Click, click, click. She clacked her long fingernails together. “When will you start calling me Mother? Or Mama?”
Nikolai cringed. “Never.”
She grimaced, exposing yellow teeth and rotten gums. Her black hair was missing in places, and the rest hung stringy and limp around the sallow skin of her face (where she had skin). And she’d stunk of week-old fish and putrefied flesh before Nikolai had surrounded her in an invisible bubble, back when he was still whole and had complete use of his magic. Nevertheless, her stench remained contained. Not everything about me has been consigned to shadow, he thought. It was some consolation to know that the enchantments he’d cast in the past still existed.
The only thing remotely human about Aizhana was her eyes, which glowed golden and defiantly alive. “I thought you were capable of looking beyond the superficial,” she said.
“I am,” Nikolai said. “It’s not because of your appearance that I refuse you. It’s because you killed my father.”
She flashed him a ghastly grin. “I’m glad you have come around to believing that the tsar really was your father.”
“A lot of good that information does me.” Nikolai turned and began to walk away from the village, back to the open grassland where his eagle waited.
Aizhana limped straight through the fire over which the villagers cooked their dinner (it was only imaginary fire, after all) and followed Nikolai. “You would be back on the reality side of the Dream Benches by now if you would just kill the visitors who come here. You would have a great deal more energy that way. Taking the tsar’s life—as well as those of his guards and a few others along the way—is how I am so strong.”
Nikolai glared over his shoulder at her but kept walking. In fact, he picked up the pace.
For a barely living woman with one crippled leg, Aizhana was awfully fast. It was, as she’d said, the energy from the lives she’d stolen.

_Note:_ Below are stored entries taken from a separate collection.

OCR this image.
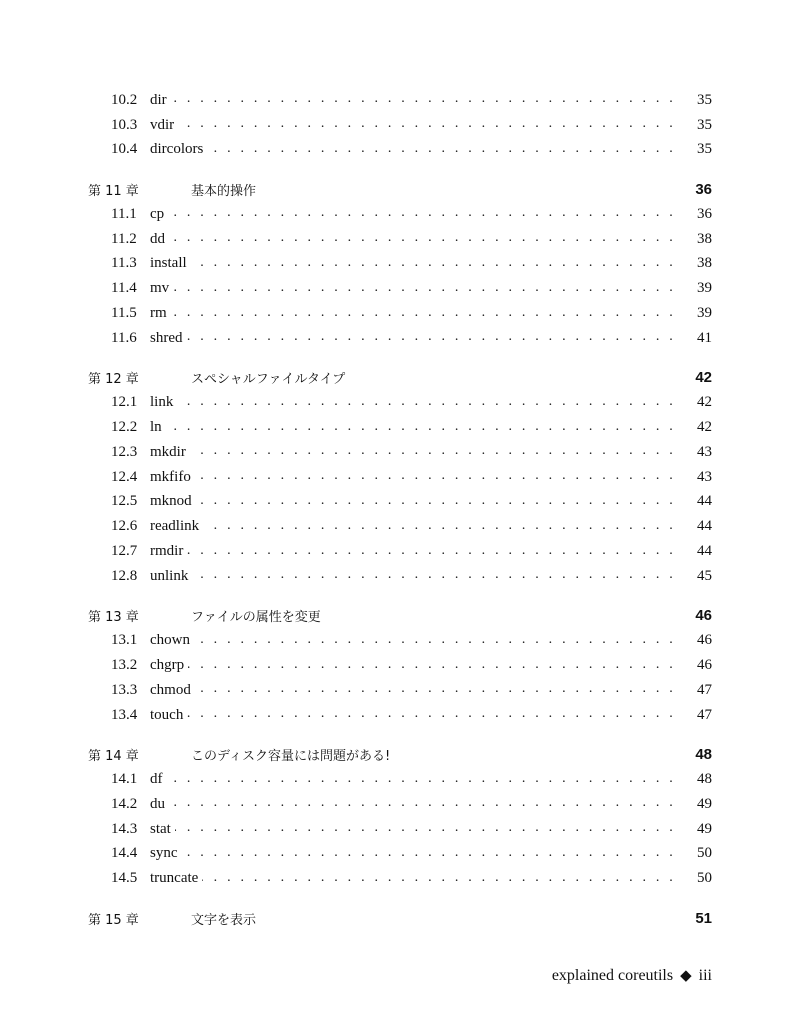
10.2 dir . . .	35
10.3 vdir . . .	35
10.4 dircolors . . .	35
第 11 章	基本的操作	36
11.1 cp . . .	36
11.2 dd . . .	38
11.3 install . . .	38
11.4 mv . . .	39
11.5 rm . . .	39
11.6 shred . . .	41
第 12 章	スペシャルファイルタイプ	42
12.1 link . . .	42
12.2 ln . . .	42
12.3 mkdir . . .	43
12.4 mkfifo . . .	43
12.5 mknod . . .	44
12.6 readlink . . .	44
12.7 rmdir . . .	44
12.8 unlink . . .	45
第 13 章	ファイルの属性を変更	46
13.1 chown . . .	46
13.2 chgrp . . .	46
13.3 chmod . . .	47
13.4 touch . . .	47
第 14 章	このディスク容量には問題がある!	48
14.1 df . . .	48
14.2 du . . .	49
14.3 stat . . .	49
14.4 sync . . .	50
14.5 truncate . . .	50
第 15 章	文字を表示	51
explained coreutils ◆ iii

And perhaps it’s also that, as a shadow, I’m awfully slow. Nikolai frowned.
Regardless of the reason, Aizhana did not fall too far behind him.
Finally, Nikolai stopped pushing his way through the waist-high grass and whirled around. “What exactly is it you want from me?”
Aizhana stopped as well. “From you? Nothing. But for you? Everything. That girl should not have been the one to win the Crown’s Game. And the so-called tsesarevich should not be the one to ascend to the throne. You have as much claim to the crown as he does. More, actually. At the time he would have been conceived, his mother had a lover. Alexis Okhotnikov, I believe. So your precious friend is really the bastard product of the tsarina and a mere staff captain.”
Nikolai crossed his arms. “Don’t say that about Pasha.”
“You still defend him? After he all but shoved you to your death?”
Nikolai rubbed his eyes with the heels of his hands. It was true, what Aizhana said. Pasha had forced the end of the Game, knowing that meant either Nikolai or Vika would die. And of course Nikolai was angry and heartbroken over it.
But Pasha had also just lost both his parents. And Nikolai understood Yuliana well enough that it was clear her hand had more than guided Pasha’s decision to declare the violent finale of the Game.
It was difficult for Nikolai to know which was worse—that he still loved Pasha, or that he still felt betrayed.